NEC Corp. has demonstrated in Japan a large drone with four propellers that’s capable of carrying people, with the machine to hover without any passenger onboard for about a minute.
Powered by a battery, the "flying car" rose briefly to about 3 meters (10 ft.) above the ground before settling down again.
The model is about 3.9 meters long, 3.7 meters wide and 1.3 meters tall, and weighs about 150 kilograms. It’s being tested in a large 10-meter-by-20-meter cage that’s 2 meters tall, to make sure it doesn’t fly out of control and injure someone, or cause damage.
Japan’s government wants the country to become a leader in flying cars after missing out on advancements in technology such as electric cars and ride-hailing services. The country’s technological roadmap calls for shipping goods by flying cars by around 2023 and letting people ride in flying cars in cities by the 2030s.

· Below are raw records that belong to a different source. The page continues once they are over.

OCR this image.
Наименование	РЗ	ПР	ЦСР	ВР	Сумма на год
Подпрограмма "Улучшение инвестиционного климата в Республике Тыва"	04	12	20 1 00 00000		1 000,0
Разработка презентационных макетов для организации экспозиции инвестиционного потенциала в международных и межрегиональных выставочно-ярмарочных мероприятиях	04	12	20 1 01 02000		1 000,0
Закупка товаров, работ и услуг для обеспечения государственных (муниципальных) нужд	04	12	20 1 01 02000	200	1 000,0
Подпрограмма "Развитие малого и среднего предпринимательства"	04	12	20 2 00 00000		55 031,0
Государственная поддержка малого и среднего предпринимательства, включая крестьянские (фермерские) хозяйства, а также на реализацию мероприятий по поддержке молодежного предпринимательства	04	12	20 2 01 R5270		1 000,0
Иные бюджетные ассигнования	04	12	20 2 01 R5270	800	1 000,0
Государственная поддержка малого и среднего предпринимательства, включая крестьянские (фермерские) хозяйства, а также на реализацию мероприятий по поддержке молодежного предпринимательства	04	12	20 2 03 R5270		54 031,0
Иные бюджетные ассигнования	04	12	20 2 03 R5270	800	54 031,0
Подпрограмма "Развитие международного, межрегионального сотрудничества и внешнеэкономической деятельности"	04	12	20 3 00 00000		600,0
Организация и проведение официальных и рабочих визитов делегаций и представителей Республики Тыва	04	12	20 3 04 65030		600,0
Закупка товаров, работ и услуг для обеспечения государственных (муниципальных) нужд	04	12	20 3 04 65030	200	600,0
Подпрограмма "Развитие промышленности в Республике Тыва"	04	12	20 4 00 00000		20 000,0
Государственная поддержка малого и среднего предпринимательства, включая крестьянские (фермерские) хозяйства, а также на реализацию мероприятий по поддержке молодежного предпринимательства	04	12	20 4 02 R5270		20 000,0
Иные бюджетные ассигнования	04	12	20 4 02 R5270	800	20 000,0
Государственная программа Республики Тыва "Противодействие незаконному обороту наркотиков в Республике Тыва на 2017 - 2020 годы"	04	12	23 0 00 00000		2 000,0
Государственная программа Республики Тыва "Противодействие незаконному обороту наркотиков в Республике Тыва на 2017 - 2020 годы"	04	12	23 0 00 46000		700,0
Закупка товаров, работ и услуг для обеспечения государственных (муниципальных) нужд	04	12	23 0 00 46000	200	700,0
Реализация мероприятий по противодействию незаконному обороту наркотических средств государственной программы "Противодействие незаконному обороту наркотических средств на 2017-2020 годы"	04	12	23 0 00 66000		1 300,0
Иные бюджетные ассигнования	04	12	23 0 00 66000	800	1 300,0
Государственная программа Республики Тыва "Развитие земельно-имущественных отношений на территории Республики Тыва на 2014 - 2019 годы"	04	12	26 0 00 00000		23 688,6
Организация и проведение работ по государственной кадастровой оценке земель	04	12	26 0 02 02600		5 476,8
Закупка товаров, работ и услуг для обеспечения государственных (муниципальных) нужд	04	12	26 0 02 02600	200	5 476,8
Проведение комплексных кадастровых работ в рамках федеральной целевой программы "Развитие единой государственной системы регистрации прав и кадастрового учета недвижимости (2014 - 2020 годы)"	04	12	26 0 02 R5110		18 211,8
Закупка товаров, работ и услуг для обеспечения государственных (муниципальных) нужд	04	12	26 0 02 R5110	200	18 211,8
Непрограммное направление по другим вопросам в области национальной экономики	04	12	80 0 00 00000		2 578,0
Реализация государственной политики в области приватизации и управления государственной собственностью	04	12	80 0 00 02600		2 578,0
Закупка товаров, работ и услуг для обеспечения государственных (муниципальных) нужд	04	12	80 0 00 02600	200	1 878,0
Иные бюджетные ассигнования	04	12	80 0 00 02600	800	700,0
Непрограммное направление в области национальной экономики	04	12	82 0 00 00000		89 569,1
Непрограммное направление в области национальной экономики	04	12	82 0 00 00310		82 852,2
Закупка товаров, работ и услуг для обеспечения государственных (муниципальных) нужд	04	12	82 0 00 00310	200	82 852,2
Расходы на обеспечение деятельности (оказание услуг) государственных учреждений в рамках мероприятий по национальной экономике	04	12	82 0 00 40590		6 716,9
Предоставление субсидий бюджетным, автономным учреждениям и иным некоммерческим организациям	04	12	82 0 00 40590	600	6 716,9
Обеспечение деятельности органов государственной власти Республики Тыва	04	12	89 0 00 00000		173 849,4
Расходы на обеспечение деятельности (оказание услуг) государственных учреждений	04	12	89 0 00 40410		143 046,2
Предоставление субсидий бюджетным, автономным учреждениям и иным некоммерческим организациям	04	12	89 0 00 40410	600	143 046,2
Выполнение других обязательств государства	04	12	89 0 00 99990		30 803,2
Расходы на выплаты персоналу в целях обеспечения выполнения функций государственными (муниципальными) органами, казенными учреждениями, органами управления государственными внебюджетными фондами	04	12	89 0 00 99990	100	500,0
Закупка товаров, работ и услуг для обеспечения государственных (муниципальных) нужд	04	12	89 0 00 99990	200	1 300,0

Venture capitalists in Japan set up a specialized fund, known as the Drone Fund, devoted to investing in autonomous aircraft in general and flying-car businesses in particular.
However, NEC itself isn’t planning to mass-produce the flying car. Instead project partner Cartivator will start mass producing the transportation machine in 2026, according to the startup’s co-founder, Tomohiro Fukuzawa.
Besides Japan, Dubai, Singapore, and New Zealand have expressed similar intentions to develop flying vehicles. Google co-founder Larry Page’s Kitty Hawk Corp. is also working on a flying car, as is Uber Technologies Inc.